Here we come to the ultimate crux of the question, because it may very well be that by using power as an ultimate measure of value- again, because power simply is reality in its essence- that we may construct a value system that is at once cohesive and in yet accord with a traditionally religious worldview. How? By continuing down the rabbit hole; by acknowledging that power is, first and foremost, an internal condition rather than an external condition- that it is mastery over the self that most clearly represents power, and that the fanatical need (all needs represent deficiencies) to overpower another betrays not power at all but rather weakness, internal chaos, or as Nietzsche called it, "anarchy among the instincts." But how can we be certain that power is an internal condition rather than an external condition, or is this rather wishful thinking?

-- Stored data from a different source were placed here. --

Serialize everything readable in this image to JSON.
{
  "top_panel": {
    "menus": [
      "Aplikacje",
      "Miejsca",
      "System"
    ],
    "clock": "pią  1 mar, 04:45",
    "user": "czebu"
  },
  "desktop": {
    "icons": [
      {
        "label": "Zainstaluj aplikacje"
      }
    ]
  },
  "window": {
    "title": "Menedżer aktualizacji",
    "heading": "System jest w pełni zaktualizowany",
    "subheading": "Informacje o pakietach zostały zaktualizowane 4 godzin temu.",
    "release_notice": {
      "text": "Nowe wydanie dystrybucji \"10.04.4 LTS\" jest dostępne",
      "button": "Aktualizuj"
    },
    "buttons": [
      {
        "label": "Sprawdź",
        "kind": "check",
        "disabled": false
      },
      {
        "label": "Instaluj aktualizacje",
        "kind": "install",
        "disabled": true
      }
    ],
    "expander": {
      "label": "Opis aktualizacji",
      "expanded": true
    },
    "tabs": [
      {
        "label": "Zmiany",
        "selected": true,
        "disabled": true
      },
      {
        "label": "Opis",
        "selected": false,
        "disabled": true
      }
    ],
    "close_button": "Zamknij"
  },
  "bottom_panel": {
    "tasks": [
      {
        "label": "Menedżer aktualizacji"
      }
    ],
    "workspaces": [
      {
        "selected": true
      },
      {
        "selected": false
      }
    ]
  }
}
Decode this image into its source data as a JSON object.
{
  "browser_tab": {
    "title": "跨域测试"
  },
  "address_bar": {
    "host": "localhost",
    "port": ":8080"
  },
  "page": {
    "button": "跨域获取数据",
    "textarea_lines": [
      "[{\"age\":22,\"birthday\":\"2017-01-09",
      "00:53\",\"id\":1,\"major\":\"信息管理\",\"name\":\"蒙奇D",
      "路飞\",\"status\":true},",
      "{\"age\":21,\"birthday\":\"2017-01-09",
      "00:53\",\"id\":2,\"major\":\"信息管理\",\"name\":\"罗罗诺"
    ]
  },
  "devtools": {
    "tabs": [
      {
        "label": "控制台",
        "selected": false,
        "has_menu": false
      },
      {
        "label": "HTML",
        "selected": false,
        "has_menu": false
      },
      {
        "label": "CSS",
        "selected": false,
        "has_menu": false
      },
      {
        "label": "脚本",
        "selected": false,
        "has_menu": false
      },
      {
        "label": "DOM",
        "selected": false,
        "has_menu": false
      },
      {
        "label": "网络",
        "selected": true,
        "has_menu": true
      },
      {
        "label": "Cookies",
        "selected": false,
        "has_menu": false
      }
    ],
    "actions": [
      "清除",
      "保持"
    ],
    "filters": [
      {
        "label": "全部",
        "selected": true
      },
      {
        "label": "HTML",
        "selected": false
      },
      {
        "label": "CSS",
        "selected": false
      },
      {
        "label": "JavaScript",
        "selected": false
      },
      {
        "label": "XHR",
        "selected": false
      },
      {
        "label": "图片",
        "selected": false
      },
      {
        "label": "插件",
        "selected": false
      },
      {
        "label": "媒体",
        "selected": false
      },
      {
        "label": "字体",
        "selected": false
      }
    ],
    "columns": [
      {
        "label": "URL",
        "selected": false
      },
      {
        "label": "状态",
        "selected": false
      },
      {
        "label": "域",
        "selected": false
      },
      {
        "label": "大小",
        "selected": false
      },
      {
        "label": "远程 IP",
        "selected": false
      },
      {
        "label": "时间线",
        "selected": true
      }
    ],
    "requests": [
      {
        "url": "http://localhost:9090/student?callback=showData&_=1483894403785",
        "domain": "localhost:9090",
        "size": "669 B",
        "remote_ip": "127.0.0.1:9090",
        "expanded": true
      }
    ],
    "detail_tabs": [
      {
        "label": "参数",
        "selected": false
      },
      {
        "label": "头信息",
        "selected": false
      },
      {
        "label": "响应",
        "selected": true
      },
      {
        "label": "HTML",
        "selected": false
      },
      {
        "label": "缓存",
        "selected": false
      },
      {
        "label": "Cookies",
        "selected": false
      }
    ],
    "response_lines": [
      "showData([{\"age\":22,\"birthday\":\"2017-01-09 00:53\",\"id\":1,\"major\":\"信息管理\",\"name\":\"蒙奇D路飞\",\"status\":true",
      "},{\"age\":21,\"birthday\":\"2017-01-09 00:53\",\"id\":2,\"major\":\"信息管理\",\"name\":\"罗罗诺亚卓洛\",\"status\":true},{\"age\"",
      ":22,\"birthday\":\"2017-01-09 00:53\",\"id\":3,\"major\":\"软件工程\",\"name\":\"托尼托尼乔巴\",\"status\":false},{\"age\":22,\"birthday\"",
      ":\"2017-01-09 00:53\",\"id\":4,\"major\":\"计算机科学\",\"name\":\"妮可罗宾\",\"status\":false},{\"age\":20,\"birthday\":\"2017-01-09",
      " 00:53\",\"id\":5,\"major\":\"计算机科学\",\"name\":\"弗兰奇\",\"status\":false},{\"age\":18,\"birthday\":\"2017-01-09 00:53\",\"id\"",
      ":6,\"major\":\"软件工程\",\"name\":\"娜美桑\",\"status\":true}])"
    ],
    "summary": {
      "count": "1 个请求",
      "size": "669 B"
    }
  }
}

Certainly, there are those that prefer to conceal their weaknesses behind the veil of virtue; they say, "I'm too good to do that," rather than what they ought to say, which is (the truth), "I'm too weak to do that." Nonetheless, because the same will that exists within each of us also exists within each and every other thing and being, our control over things in the world must always be limited- and severely limited, almost to be point of being utterly inconsequential. However, we can control ourselves. That is, after all, the central teaching of Buddhism: We can master ourselves- and that is enough; in fact, that is the path of Awakening!
Nothing else is necessary- only mastery of the self. But what does mastery of the self look like, exactly?
And so it becomes clear that a system of moral behavior rooted in power is possible, provided we are consistent in its application. Would a man who had attained mastery over himself lie? No, because that lie would reveal fear in the face of truth. Would a man who had attained mastery over himself steal? No, because that theft would reveal a deficiency within himself in regards to his own ability to fulfill his own needs. Would a man who had attained mastery over himself rape or murder the innocent? No, clearly, because such crimes would reveal that he had not in fact mastered his own instincts and impulses, and that he remained enslaved before the tyranny of his own passions.
Finally, we are forced to admit that those that have historically spoken about power most loudly have too often been those least acquainted with its possession. For as Nietzsche himself once remarked, "Slaves make the worst masters." Because power- real power- is quiet, self-satisfied and self-sufficient. It needs nothing; it lacks nothing- and so it demands nothing.